Seeing Iraqis being killed, children getting in the way, and friends dying in front of him conflicted with Magaoay's caring side, his mother said shortly after receiving the news of her son's death.

"He asked himself, 'Is there a God?' over and over, and 'Why is this happening?' because he's a Christian and he believes in God, and he felt many times seeing all this suffering and killing and pain, felt, why is this happening?" Ellis-Williams said.

The fighting in Fallujah was some of the fiercest of the war. More than 71 U.S. troops and 1,200 insurgents were killed in the city, U.S. military officials said.

Seven Kane'ohe Bay Marines with the 1st Battalion, 3rd Marine Regiment were killed on Oct. 30 by a suicide car bomber in Fallujah.

McCurty got to know Magaoay on a troop transport ship as it made its way from Okinawa to Kuwait. In Fallujah, McCurty's company worked with Magaoay's unit.

Marine Cpl. Joaquin McCurty, a friend of Magaoay's, has lost seven friends in combat in Iraq. McCurty himself is recovering from shrapnel wounds.

Richard Ambo • The Honolulu Advertiser

"He had a real fiery spirit about him, real quick to joke with people," said McCurty, 23, who was hit by shrapnel two miles into Fallujah and is back in Hawai'i recovering.

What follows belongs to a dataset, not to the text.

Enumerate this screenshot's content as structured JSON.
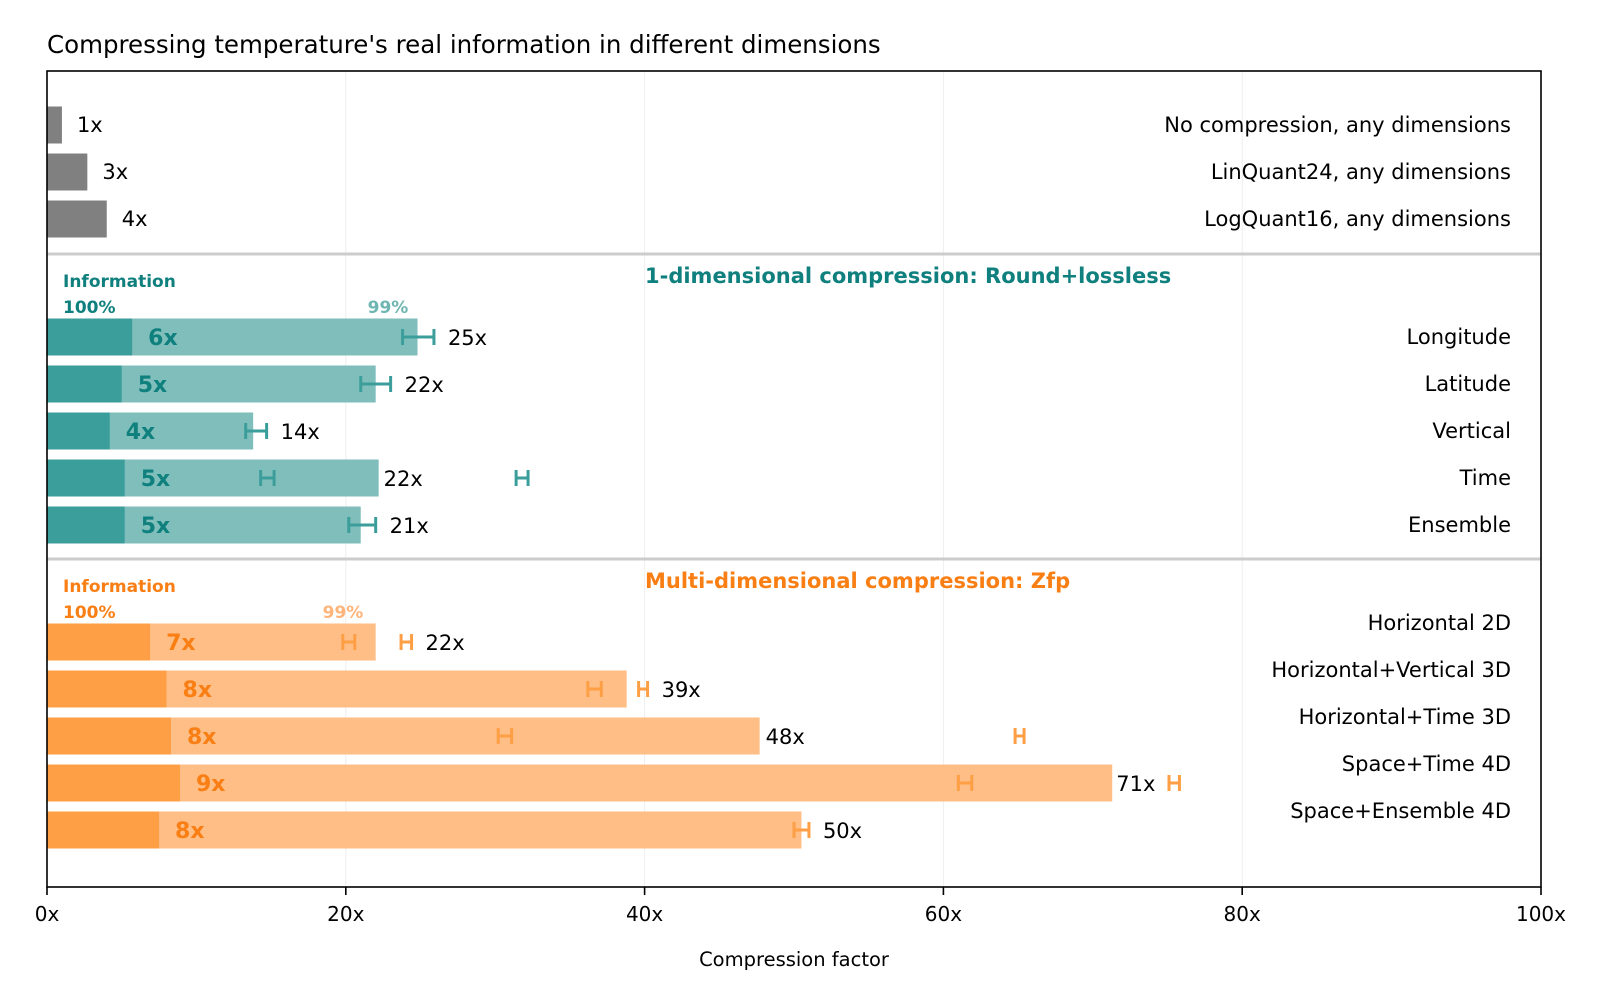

With Magaoay's death, he has lost seven friends in Iraq — six in the suicide car bombing. Magaoay had been leading Marines through a door in a house when gunfire cut him down, according to The Christian Science Monitor. Insurgents had been waiting in ambush inside.

When he found out about Magaoay's death, "it just hit me like shrapnel, it hit me that hard emotionally," he said.

"The combat stress that you deal with out there, especially when it hits so close to home, all these feelings of depression, sadness and anger, it comes back to you," McCurty said.

Cpl. Catcher Cuts The Rope, 32, a 1st Battalion, 3rd Regiment Marine who received leg injuries in a grenade attack in Fallujah on Nov. 22, walked with a limp and a single crutch to the gravesite in a sign of respect for the Marine he served with but didn't know.

"He's a Marine," said Cuts The Rope, who is a Native American from Montana. "I'm proud of the Marines. We fight for each other. There's no hidden agendas with us."